BANA DÜŞLERİNİ ANLAT

Hikaye, Roman, Gazete Yazarı, Şair Hatice Opak Bilgin son 15-20 yıl içerisinde edebiyat çevrelerinin ilgisini üzerine çeken bir isim olmuştur. Taşradan kitap dünyasına, büyük kültür merkezlerine girmesi ve buralarda kısa zamanda isim yapması birçok çevreyi şaşırtmıştır. Son hikaye kitabı “BANA DÜŞLERİNİ ANLAT” yazarın yedinci kitabıdır. Kitap İstanbul "İŞTİRAK YAYINLARI" arasında çıkmıştır. 192 sayfalık kitapta yazarın son yazdığı hikayeler yer almıştır. Kitapta birbirinden güzel 12 hikaye vardır. Kitabın ÖNSÖZ tarafımdan yazılmıştır. Bilindiği üzere yazar bundan önce "HAYATIN İÇİNDEKİLER" adlı kitapta hikayelerini toplamıştı.
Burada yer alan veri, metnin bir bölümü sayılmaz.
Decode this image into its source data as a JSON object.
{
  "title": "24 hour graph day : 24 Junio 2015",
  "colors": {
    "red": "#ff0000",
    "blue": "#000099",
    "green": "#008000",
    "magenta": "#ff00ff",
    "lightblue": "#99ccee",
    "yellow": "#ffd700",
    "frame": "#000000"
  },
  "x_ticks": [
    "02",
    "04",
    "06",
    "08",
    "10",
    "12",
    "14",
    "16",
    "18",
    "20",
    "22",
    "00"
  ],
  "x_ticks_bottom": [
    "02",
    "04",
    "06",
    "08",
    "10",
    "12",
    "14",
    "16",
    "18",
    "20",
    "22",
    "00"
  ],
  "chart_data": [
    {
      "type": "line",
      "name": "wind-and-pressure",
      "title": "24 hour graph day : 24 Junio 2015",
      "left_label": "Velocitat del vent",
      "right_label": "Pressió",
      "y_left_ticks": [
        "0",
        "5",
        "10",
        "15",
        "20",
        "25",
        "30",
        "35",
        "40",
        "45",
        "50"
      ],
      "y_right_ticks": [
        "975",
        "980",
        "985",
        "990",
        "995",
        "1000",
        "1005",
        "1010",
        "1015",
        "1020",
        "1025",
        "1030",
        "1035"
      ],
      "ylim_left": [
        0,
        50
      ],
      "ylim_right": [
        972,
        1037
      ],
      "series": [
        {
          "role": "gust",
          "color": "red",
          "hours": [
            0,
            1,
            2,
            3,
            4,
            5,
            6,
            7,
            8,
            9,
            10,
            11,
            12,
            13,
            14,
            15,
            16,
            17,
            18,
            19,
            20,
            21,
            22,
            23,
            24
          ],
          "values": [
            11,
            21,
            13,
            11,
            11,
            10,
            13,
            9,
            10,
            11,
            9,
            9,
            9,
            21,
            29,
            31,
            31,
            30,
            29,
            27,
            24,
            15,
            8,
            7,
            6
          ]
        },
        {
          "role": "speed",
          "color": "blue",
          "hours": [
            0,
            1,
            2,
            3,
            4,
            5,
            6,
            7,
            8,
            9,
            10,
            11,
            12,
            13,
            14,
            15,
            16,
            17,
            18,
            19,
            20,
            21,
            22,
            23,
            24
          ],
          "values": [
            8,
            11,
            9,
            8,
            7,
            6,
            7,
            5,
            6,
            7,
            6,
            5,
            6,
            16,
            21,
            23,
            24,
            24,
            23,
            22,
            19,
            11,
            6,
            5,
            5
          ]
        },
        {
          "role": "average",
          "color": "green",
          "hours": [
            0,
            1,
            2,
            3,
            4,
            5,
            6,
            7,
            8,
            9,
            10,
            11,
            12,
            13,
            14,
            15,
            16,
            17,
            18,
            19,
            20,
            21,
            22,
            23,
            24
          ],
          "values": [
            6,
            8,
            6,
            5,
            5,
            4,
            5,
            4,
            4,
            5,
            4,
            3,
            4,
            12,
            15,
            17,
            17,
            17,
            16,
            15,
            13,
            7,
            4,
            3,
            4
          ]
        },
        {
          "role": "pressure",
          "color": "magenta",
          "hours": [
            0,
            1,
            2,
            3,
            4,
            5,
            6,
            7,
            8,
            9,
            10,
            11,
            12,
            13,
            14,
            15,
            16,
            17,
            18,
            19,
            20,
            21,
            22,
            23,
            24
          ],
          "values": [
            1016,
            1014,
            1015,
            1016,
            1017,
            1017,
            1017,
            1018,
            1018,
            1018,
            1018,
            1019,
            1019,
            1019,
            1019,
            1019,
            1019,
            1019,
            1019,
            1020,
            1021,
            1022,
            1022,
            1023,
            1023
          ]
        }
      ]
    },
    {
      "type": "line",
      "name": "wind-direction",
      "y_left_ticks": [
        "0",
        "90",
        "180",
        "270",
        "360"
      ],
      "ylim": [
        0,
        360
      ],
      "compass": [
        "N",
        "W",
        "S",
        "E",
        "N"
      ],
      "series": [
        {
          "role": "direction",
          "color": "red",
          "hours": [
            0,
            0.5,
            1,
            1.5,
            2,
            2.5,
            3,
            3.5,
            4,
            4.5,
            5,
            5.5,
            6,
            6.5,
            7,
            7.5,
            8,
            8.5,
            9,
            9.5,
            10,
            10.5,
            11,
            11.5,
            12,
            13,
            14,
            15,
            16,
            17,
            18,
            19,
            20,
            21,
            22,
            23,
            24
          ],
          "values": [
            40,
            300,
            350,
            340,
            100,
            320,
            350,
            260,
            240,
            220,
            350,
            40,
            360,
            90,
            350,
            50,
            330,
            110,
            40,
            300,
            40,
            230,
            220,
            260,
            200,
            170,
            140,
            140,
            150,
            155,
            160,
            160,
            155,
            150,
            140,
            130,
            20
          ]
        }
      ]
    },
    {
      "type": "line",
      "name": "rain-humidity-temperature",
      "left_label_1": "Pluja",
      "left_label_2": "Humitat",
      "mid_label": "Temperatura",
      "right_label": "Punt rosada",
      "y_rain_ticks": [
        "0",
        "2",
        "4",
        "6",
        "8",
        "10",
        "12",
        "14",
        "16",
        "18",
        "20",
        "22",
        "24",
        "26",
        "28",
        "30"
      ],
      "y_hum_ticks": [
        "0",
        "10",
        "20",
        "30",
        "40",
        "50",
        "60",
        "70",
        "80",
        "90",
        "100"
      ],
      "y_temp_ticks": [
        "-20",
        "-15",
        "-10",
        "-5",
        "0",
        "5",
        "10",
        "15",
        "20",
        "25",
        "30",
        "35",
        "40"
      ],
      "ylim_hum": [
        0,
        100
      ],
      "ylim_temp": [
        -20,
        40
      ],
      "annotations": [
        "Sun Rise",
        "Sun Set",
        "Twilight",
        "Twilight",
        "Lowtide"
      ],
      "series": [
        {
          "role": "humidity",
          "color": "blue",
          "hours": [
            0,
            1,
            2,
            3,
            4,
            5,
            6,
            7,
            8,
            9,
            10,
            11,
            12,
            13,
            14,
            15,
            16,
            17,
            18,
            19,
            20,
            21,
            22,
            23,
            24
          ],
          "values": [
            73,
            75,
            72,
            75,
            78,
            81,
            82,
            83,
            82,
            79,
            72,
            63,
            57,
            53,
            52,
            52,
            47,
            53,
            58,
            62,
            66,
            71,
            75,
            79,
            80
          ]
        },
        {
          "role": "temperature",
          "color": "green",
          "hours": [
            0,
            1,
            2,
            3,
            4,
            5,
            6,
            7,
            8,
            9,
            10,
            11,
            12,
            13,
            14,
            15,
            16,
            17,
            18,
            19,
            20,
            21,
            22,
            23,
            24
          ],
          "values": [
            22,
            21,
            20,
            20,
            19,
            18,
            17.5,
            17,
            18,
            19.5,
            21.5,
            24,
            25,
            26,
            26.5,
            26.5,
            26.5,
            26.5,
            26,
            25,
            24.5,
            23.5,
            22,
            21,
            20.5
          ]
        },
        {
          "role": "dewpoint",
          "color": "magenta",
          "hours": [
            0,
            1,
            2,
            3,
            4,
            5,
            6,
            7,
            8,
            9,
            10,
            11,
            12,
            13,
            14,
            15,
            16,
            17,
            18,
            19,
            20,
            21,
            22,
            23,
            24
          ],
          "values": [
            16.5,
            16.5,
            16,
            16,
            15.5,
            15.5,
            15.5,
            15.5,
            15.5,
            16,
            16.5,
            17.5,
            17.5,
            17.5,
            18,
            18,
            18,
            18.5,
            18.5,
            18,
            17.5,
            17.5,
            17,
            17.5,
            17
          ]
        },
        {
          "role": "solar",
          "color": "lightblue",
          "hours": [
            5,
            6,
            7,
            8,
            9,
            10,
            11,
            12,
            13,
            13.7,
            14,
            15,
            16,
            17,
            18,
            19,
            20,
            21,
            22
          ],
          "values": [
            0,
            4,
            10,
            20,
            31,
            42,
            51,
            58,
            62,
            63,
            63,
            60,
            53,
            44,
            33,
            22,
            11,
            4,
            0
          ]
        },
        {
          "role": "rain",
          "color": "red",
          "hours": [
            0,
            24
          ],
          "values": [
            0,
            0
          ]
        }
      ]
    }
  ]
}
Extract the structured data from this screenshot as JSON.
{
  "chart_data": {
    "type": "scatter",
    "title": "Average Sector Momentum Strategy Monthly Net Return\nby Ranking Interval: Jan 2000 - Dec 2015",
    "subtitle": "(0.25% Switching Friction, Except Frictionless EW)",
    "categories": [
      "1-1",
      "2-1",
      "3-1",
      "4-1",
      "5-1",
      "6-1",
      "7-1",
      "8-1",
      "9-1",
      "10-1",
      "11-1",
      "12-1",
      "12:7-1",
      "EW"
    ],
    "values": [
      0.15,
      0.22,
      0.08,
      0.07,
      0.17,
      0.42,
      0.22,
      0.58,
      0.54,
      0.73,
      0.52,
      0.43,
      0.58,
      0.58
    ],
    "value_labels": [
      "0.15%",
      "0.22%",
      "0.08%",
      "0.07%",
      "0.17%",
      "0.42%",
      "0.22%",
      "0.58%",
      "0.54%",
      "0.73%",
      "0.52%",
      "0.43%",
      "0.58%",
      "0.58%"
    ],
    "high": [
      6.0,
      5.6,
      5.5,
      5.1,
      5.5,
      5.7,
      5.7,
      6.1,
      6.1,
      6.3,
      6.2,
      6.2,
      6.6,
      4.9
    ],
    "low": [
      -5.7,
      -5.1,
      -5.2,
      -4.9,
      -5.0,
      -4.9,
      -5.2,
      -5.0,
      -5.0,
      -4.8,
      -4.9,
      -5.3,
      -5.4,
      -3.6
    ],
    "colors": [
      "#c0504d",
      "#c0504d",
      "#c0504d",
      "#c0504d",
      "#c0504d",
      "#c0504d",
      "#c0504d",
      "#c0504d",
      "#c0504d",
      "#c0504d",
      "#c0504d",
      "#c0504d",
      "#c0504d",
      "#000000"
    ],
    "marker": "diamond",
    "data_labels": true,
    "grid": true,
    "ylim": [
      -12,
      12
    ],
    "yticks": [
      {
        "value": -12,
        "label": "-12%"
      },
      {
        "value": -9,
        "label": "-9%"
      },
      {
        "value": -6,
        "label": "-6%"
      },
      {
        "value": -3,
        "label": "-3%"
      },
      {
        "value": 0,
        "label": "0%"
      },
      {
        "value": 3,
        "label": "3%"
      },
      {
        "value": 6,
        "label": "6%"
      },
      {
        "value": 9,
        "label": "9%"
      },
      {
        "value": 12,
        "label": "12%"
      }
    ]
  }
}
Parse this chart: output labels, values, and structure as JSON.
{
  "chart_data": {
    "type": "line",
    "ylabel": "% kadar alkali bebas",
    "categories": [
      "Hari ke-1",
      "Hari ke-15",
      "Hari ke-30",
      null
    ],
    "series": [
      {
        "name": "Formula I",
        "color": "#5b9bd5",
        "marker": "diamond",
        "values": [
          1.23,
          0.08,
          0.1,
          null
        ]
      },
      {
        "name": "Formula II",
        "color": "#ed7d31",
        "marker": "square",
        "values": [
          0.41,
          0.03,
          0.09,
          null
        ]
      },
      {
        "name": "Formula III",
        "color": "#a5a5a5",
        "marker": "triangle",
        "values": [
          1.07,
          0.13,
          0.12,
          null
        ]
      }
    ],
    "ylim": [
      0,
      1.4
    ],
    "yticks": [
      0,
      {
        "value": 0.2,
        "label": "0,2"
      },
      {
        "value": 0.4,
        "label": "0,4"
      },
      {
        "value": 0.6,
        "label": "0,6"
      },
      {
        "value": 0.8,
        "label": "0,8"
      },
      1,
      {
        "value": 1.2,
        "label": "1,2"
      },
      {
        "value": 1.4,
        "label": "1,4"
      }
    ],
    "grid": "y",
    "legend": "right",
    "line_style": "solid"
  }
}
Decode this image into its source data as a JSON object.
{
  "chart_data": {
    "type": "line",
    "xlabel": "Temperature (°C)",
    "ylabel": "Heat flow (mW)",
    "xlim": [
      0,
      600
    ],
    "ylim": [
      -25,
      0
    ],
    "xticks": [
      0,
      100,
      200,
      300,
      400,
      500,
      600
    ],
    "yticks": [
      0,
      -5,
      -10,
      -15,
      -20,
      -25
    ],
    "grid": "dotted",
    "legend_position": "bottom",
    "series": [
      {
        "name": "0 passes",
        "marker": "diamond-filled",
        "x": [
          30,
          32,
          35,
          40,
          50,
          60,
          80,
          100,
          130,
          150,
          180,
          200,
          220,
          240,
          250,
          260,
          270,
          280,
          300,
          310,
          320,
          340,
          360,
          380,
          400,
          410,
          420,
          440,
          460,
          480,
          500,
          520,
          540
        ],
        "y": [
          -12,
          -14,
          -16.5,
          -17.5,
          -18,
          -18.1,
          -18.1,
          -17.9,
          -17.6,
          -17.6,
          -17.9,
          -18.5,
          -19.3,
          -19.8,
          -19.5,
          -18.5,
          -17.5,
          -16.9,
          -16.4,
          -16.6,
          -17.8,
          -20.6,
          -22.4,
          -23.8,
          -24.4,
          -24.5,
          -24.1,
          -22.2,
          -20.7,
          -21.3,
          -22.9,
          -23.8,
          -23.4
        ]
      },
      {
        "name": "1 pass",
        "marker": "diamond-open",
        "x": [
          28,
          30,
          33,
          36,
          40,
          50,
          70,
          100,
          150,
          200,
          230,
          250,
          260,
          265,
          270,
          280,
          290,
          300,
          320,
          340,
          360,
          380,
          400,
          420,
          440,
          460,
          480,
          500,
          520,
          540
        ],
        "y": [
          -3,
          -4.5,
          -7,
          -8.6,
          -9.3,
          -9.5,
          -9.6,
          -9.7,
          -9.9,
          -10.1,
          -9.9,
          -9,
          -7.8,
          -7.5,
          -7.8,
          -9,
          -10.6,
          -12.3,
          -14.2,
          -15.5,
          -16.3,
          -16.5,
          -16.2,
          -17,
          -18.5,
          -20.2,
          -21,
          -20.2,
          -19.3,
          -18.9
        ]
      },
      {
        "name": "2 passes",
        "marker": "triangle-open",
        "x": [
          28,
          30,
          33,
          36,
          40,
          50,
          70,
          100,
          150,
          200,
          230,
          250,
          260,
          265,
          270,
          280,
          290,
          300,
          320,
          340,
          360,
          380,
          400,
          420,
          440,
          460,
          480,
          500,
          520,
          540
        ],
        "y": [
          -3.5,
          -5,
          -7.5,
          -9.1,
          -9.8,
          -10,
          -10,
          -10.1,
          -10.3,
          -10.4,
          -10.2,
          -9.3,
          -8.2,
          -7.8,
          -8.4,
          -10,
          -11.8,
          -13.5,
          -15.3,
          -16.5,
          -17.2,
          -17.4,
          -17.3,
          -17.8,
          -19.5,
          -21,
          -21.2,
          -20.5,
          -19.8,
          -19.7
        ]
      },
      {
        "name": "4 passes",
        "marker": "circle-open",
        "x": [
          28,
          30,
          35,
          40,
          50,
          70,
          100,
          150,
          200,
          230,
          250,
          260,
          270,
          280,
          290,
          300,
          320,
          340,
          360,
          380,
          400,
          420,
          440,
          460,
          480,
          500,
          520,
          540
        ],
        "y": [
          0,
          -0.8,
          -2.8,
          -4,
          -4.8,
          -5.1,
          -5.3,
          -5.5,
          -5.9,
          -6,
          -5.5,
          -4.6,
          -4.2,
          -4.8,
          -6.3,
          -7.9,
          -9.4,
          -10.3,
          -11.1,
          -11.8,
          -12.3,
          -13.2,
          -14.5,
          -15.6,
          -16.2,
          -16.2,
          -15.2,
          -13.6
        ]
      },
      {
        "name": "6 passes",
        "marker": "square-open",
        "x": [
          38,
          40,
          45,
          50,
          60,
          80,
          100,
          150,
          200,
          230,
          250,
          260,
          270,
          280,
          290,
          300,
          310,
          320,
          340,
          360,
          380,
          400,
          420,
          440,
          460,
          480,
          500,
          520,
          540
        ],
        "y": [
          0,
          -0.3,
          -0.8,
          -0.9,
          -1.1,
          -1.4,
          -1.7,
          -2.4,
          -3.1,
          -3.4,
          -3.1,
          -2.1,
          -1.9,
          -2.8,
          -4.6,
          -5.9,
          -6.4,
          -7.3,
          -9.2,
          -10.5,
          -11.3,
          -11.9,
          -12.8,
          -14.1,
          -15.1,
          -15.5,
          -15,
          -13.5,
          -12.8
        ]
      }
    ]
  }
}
Hatice Opak Bilgin TRAKYALI bir yazardır. Köylü kökenlidir, toplumun tabanından gelmektedir. Taşranın değişik ortamlarında bulunmuş, köy ve kent kültürünü tanımış, farklılıkları görüp yazmış. Kahramanlarını genelde yakın çevresinden seçmiştir. Sorunları olmasına karşın yaşamlarından memnun insanlardır. Denebilir ki yazar hikâyelerindeki tipleri İstanbul ve Trakya'dan seçmiştir. Güzel Türkçe konuşuyorlar, hayata umutla bakıyorlar. Hayatta iyimser olmak için de çok şeylere inanıyorlar. İleri geri konuşmuyorlar. Kendilerince davaları sorunları var. Ama bunlar kendilerini ilgilendiriyorlar. Belki düşlerine girenler de bunlardır.
Bilmiyorum ama Hatice Opak hikayelerini kurgulamada fazla bir gayret sarf etmiyor. Çünkü kahramanları az çok hayatı anlamış, iyi kötüyü görmüştür.
Türk hikâyeciliğinde başarılı olanlar pek çoktur. Trakya'nın ilk hikaye yazarı ve aynı zamanda devlet adamı Çorlulu Memduh Şevket Esendal'dır, "Ben Gönen'de Doğdum" diyerek söze başlayan milli hikayecimiz Ömer Seyfettin, Sait Faik gibi hikayecileri okuduğu anlaşılan Hatice Opak Bilgin henüz onların çizgisine yakın görünmüyor. Ama ilk yazdığı hikayeleri de geride bıraktığı gerçek. İnsan ya da bir yazar değişmek, gelişmek ve ilerlemek istiyorsa ÜSTAD durumuna gelmiş, hikayeciliği itibar görüyorsa sorunu çözmüş, iyi bir öykücü vasfını kazanmış demektir. Tanıdığım ve bildiğim kadar yazar öykücülüğü ciddiye aldığı için hikâyecilikte başarı yolunu açmış sayılır.
Köy Enstitüsünde edebiyat hocamız rahmetli Tahir Alangu derdi ki birileri yazar olmaya karar vermişse kalemin yanında okuyacağı kitabı bulundurmak zorundadır. Yani yazar okuyacak, düşünecek, sonra yazacak. Yani yazarın işi okumak, sonra da ne yazacaksa onu yazmaktır. Bu durumda Hatice Opak Bilgin kitap okumada Avrupa standartlarını yakalamış biri olarak bu bağlamda bir sorunu yoktur. Geriye kalanlar konuyu, kitabın kahramanlarını iyi seçmek, kendi uslubumuzu da bir sorun varsa onu ortadan kaldırmaktır. Hatice Opak iyi bir yazar, iyi bir okuyucudur. Okuyucularından beklediği KRAL ÇIPLAK'sa neye çıplak olduğunu bilmeleridir. Hikayede bir ders verme havası vermek nasıl olur acaba? Ders verip düşünmek zorunda olan bir toplumuz. Anlatmak istediğimiz budur.